Actor Robert Downey Jr. delivered a desperate monologue Thursday, begging a judge to spare him from state prison and vowing yet again to end his storied addiction to drugs.
But he failed to sway his audience, Malibu Superior Court Judge Lawrence J. Mira.
Mira told Downey he was manipulative and had exhausted the court's options for drug rehabilitation and the court's patience, and sentenced the actor to three years in prison for repeatedly violating probation on drug and weapons charges.
Downey, 34, was given credit for 201 days of time served and placed on "the next bus out" to a prison reception center in Chino, said Deputy Dist. Atty. Martin Herscovitz. Downey's lawyer said he would probably appeal the sentence.
Before sheriff's deputies led him from the courtroom in handcuffs, Downey pleaded with the judge to spare him prison time and allow him to complete a court-ordered drug treatment program he has attended while in custody for more than a month.
Although Downey has attended six other types of drug treatment programs without lasting success, the actor said he had recently summoned the resolve to stay sober.
He said he had come to see his addiction this way:
"It's like I've got a shotgun in my mouth, my finger on the trigger and I like the taste of gun metal."

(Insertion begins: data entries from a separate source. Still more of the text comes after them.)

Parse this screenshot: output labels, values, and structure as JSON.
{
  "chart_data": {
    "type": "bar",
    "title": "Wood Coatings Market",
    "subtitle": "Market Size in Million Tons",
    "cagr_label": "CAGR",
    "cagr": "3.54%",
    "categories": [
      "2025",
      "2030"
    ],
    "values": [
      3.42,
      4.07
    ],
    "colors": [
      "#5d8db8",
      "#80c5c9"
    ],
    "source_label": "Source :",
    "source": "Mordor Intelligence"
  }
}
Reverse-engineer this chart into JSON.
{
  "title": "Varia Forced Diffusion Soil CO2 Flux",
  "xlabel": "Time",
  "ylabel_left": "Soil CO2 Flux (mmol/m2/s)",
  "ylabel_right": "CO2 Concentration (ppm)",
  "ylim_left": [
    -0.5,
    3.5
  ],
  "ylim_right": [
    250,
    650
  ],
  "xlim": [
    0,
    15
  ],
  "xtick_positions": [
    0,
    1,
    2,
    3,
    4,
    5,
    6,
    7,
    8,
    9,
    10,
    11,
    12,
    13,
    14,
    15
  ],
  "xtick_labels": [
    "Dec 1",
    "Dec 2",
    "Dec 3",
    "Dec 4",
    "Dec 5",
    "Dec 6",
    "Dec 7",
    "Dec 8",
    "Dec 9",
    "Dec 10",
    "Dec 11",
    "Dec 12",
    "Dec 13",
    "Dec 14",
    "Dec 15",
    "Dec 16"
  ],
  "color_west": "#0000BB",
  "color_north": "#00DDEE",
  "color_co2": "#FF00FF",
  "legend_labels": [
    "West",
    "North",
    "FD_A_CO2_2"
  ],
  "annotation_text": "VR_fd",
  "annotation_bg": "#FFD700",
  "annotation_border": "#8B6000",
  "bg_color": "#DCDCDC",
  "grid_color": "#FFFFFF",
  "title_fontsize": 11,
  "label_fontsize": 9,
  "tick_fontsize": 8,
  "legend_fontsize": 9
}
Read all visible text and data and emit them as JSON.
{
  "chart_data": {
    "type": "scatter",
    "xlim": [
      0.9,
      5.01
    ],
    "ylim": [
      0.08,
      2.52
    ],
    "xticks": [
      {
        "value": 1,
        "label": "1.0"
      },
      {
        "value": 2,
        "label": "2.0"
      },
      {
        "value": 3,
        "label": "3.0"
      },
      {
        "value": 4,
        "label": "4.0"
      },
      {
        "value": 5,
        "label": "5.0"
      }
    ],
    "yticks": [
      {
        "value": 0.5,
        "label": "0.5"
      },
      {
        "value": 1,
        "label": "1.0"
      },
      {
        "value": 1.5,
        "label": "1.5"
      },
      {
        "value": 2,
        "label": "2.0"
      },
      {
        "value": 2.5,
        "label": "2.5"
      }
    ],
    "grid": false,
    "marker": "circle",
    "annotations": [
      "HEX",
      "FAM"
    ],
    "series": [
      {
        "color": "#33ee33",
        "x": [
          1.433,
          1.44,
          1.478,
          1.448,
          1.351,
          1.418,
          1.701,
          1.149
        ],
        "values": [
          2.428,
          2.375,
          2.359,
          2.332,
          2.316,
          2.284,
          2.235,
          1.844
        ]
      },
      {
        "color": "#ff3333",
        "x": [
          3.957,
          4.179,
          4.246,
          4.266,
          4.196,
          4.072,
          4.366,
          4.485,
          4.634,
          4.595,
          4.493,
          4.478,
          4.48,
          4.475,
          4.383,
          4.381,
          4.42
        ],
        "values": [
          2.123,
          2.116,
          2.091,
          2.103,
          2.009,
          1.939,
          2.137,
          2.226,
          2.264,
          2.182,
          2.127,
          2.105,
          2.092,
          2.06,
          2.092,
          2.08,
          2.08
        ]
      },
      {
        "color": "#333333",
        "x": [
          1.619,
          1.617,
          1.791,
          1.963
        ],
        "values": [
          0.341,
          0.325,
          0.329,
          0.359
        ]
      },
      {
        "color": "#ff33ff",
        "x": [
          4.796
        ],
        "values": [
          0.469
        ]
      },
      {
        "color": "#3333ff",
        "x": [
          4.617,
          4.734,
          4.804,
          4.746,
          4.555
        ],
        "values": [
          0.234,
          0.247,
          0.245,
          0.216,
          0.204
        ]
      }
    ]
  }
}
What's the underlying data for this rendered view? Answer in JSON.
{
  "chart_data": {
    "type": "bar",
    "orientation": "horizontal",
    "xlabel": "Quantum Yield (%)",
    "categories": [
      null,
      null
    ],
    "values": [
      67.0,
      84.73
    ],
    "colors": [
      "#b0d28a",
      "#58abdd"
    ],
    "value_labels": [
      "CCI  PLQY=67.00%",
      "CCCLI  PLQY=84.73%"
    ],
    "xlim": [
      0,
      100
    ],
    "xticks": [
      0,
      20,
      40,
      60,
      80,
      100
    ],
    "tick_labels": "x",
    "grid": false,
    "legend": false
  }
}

In that emotional state, Downey said, the judge's past threats of imprisonment were lost on him. Warnings, no mater how severe, were "just interrupting my business."
Dressed in orange jail clothes and shower sandals, Downey spoke loudly and with poise, but admitted to the judge that he was nervous.
"I'm kind of shaking in my thongs here," he said.
Ultimately, Mira said that Downey posed a threat to the public and himself.
"Is there any question that if this defendant continues to use drugs we're going to be reading his name in an obituary?" Mira said. "We tried rehabilitation and it simply hasn't worked."
Downey was first arrested in June 1996, when he was pulled over in his pickup and found to be in possession of cocaine, heroin and a pistol. He was arrested two weeks later after he stumbled into a neighbor's Malibu home under the influence of drugs.
Downey, who won an Academy Award nomination for his performance in the movie "Chaplin," was placed on probation and ordered to undergo drug counseling. Treatment included two in-custody "lock-down" programs, two residential programs and two outpatient rehabilitation programs.
Downey violated his probation three times by failing to submit to drug testing, according to court records.
He was represented in court Thursday by lawyer Robert Shapiro, one in a string of defense attorneys that the judge described as a "who's who of the criminal bar in Los Angeles."
In asking Mira to give his client another chance, Shapiro cited a probation report that recommended Downey not be sentenced to prison.
The probation report said Downey had, at one point, been attending five to six 12-step meetings per week. His attendance declined to one or two meetings a week.
"During this time, the defendant was also in the midst of divorce proceedings," the report said.
Shapiro said his client's addiction was the result of his growing up in a dysfunctional family and being exposed to drugs at a young age.
Imprisonment, Shapiro said, would solve nothing. "Drugs are as readily available inside the jail as outside the jail."
Downey seemed aware that Mira was not going to grant his plea for freedom. At one point, referring to his belated commitment to sobriety, he acknowledged the possibility that "I've showed up five minutes late for the miracle."